Not a painting, at all, but something I did to fulfill my quota of pieces for the group show.
With so much repetitive pattern going on, this is actually a sly deception…it’s a zen tangle pretending to be a painting. The difference? In a painting, every mark is—ideally—placed with purpose…even in (or I should say, especially in) abstract paintings. Nothing is put in carelessly; a good painter doesn’t just fling his brush wildly at the canvas while he’s watching The Bold and the Beautiful over his shoulder. No mark is superficial, or accidental. In the world’s serious art schools, a mark is defined as having a beginning, and an end. Even the smallest mark moves in a definite direction, carries a weight. A mark finishes as strongly as it began, and plays a part in balancing the whole. A successful mark is one that, if removed, would ‘unbalance’ the painting…rather like a judicious comma in a complex sentence. Painters make their marks intentionally, consciously.
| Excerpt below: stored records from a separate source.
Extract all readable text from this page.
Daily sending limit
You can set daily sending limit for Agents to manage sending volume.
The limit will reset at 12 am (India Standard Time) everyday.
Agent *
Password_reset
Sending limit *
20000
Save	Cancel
Pattern making, on the other hand, is a form of hypnosis. It is avoidance of The Present. It lulls awareness to sleep. It is the hand running on autopilot, making repetitive marks, while the mind floats away. It is—ironically for those who look to aimless pattern-making as meditation and to stay grounded in the present—quite the opposite of mindfulness. It is more like nail-biting, chewing gum, or swinging your foot to a fro incessantly when seated: a nervous habit that the body fidgets with, unconsciously, as the mind sneaks off to wrangle in thoughts of the past, the future, or engages in monkey chatter with itself.
The deception is upon myself. My monkey is very sophisticated. I should know better…I have read many books on mindfulness; but then, so has my monkey. Something like this picture can seem so much more ‘purposeful’ than nail-biting, or watching television, or scrolling through Pinterest for four hours. At the end of my doodling, Monkey has produced something colourful and attractive…to the unpracticed eye, it looks as though I have been very creative with my time. But making this was no more creative than hours spent on a colouring-in book, staying within the lines. I know Monkey was behind it, all along, because I produced this like an automaton, and at no point did I feel like I was putting any of myself into it. I used the heavy allover pattern-making to fill the void, to avoid real engagement, the hard work of being honest with myself. I let my monkey distract me from the challenge of really looking, from working with mindfulness and with all of myself present.
Don’t think I am feeling “down” or beating myself up, please! And no, I am not fishing for compliments. Trust me, I know what it is that I have made. I am writing this down partly as an apology for including it in an exhibition…it was not honest enough a work to be shown to others. But in the end I didn’t have enough pieces, and didn’t want to let the other artists down by not producing my share of work.
More than all this, I am amused, and glad that I caught my clever little monkey at her tricks. I am someone who enjoys discussing all the ways in which I deceive myself, and catch myself, deceiving myself. It makes me laugh. I will be more firm and honest with Monkey, next time. Every crappy thing I make is a chance to learn and grow. They say that every starting painter has a thousand shitty pictures inside…to arrive at the good stuff, she first has to paint out all that rubbish. I have a LOT more paintings to do…
I called this canvas “Desert Rose,” though its real name should be “Monkey, Dressed in Finery”.